В деревне Ривьер. Крещение. Конфликт с Полисадовым.

Шинонский монастырь


В теплушке нас отвезли в Тур. В дороге, после нескольких дней голода, я жадно набросился на еду. Началась горячка, я потерял сознание и уже не помню, как очутился в Туре. Когда очнулся, с удивлением озирался вокруг и узнавал многих эмигрантов. Они рассказывали, что я бредил, ухаживали за мной. Вскоре нас отпра-


вили в город Шинон, в древнюю столицу Франции, а оттуда отдельными группами по 20-25 человек распределили по разным деревням на берегах Эндр и Луары. Я попал в деревню Ривьер.

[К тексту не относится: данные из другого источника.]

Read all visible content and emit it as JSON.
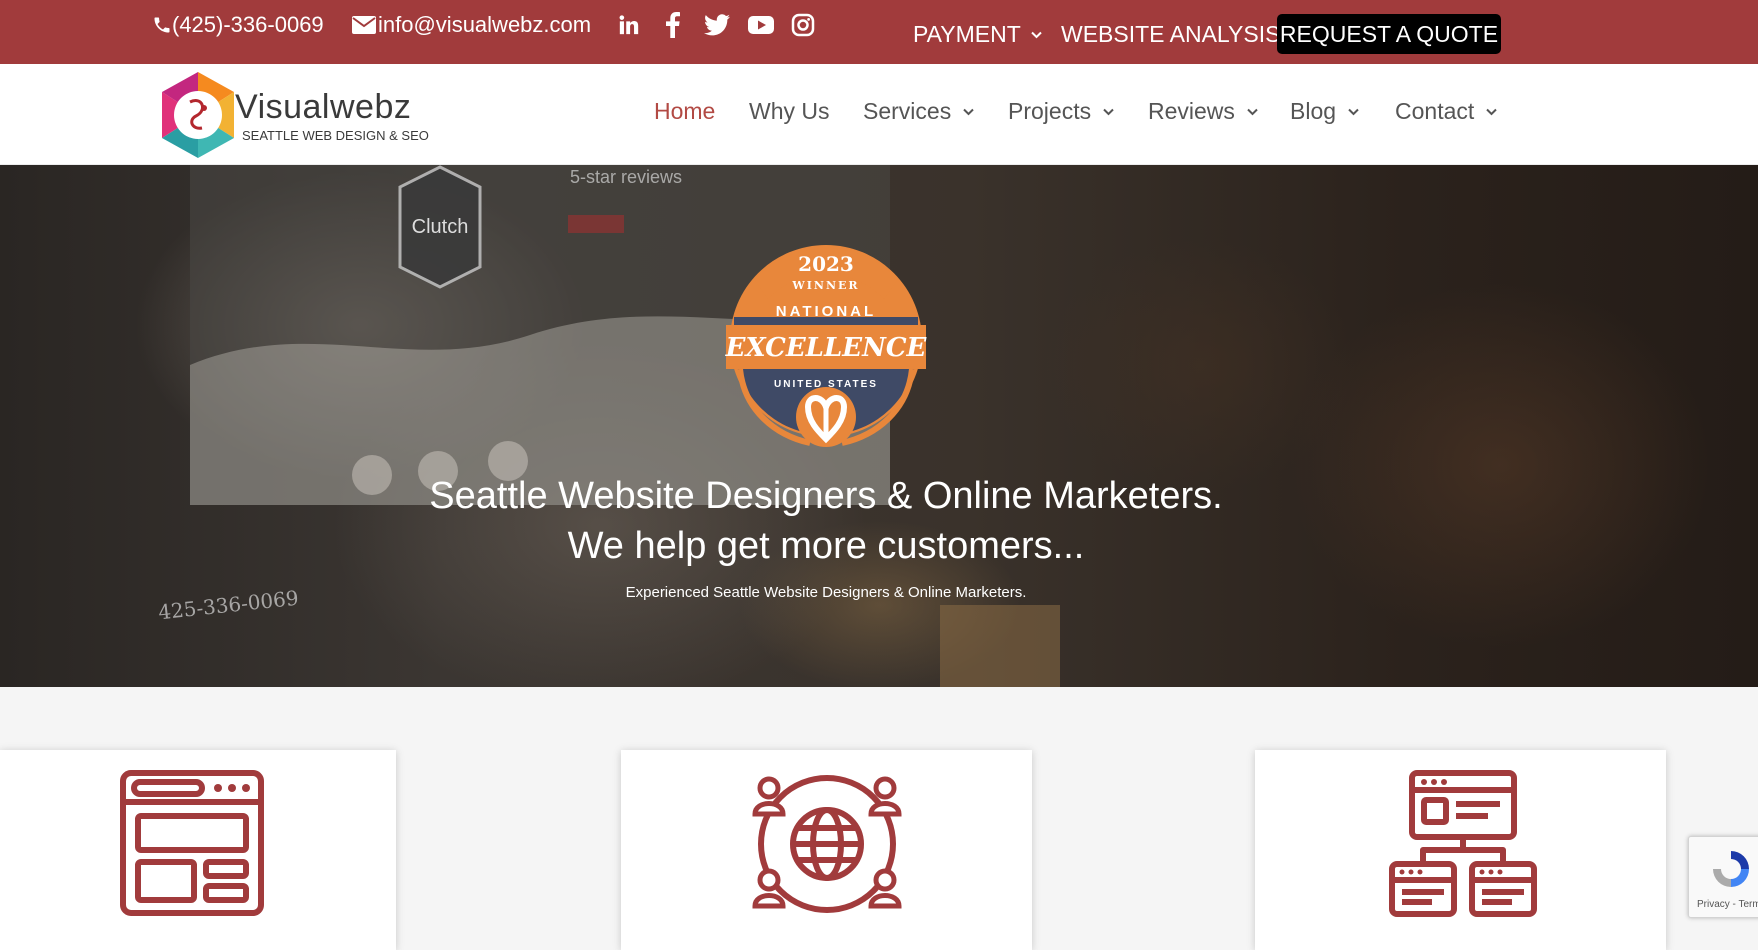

Нас расселили у крестьян. Мужчин в деревне не было – всех угнали на фронт. Оставались лишь старики и молодежь, не достигшая призывного возраста. Мало того, что нас освободили от внесения квартирной платы (в военное время действовал мораторий, в силу которого жители городов и сел не вносили квартирной платы домовладельцам), на каждого беженца полагалось вспомоществование – по два франка в день. Раз в месяц учитель деревенской школы выписывал ведомость, по которой один из нас в городе Иль Бушар в мэрии получал пособие на всю нашу коммуну (нас было двадцать три человека, и мы решили образовать коммуну). За деньгами (достаточно солидной суммой) ездили все члены коммуны поочередно. Получателю мэр Ревьер выдавал пропуск на поездку за своей подписью и печатью.

Когда население деревни к нам привыкло, нас стали приглашать собирать в садах персики и яблоки:

– Ешьте хоть до отвала, ведь пропадет! Набирайте в ведра, ешьте… Жалко глядеть на сады, некому сбывать урожай…

Работать нас не заставляли, но мы добровольно шли на уборку винограда к местному помещику, который за изнурительную работу платил нам по два франка в день.

Работая на виноградниках, я не переставал интересоваться католической церковью, по воскресеньям ходил к обедне и познакомился с молодым священником, отцом Жантэ, о котором написал Полисадову. В ответ я получил рекомендательную записку: Полисадов просил Жантэ заняться мною. В назначенные часы, после работы я ходил на дом к священнику и зубрил наизусть краткий катехизис. Четырнадцатого марта 1915 года, в день моего рождения, меня крестили, а после крещения сын моей крестной матери сопроводил меня в Тур. Там в соборе я принял первое причастие. Когда я вернулся в Ривьер, некоторые члены нашей коммуны отвернулись от меня. Стали обвинять меня чуть ли не в предательстве эмигрантов, утверждать, что с моим переходом в католическую веру я себе будто создал привилегированное положение.

Художник Костюковский, с которым мы жили в одной комнате, успокаивал меня: «Не обращайте внимания на фанатиков». Мы с ним сдружились. Он писал «космические» композиции: на фоне


черной ночи носятся планеты и яркое солнце. Я читал Костюковскому свои стихи. Они ему нравились.

По воскресеньям, как и до крещения, я ходил в деревенскую церковь. Она мне нравилась своей простотой. Глядя на нее, никто не сказал бы, что в эпоху столетней войны сюда из Руана явилась Жанна д’Арк; перед тем как направиться в Шинонский замок – резиденцию французского короля Шарля Седьмого – она здесь горячо помолилась, а придя в замок, среди всех одинаково одетых и ничем не отличавшихся друг от друга придворных сановников, безошибочно определила короля, которого принудила пойти походом на англичан.

А между тем к началу июня 1915 года у меня произошел серьезный конфликт с Полисадовым. После его эвакуации в Аркашон Полисадов в резких выражениях потребовал моего покаяния на духу в «тяжком грехе» – в моем уклонении от воинской повинности. С каждым письмом он становился все исступленнее, проявляя непримиримость «истинного доминиканца». Выполнить его требование я отказался наотрез, считая, что гражданская моя жизнь выпадает из-под сферы католической церкви. Войну я считал делом, противоречащим как догматам христианского учения, так и моей совести.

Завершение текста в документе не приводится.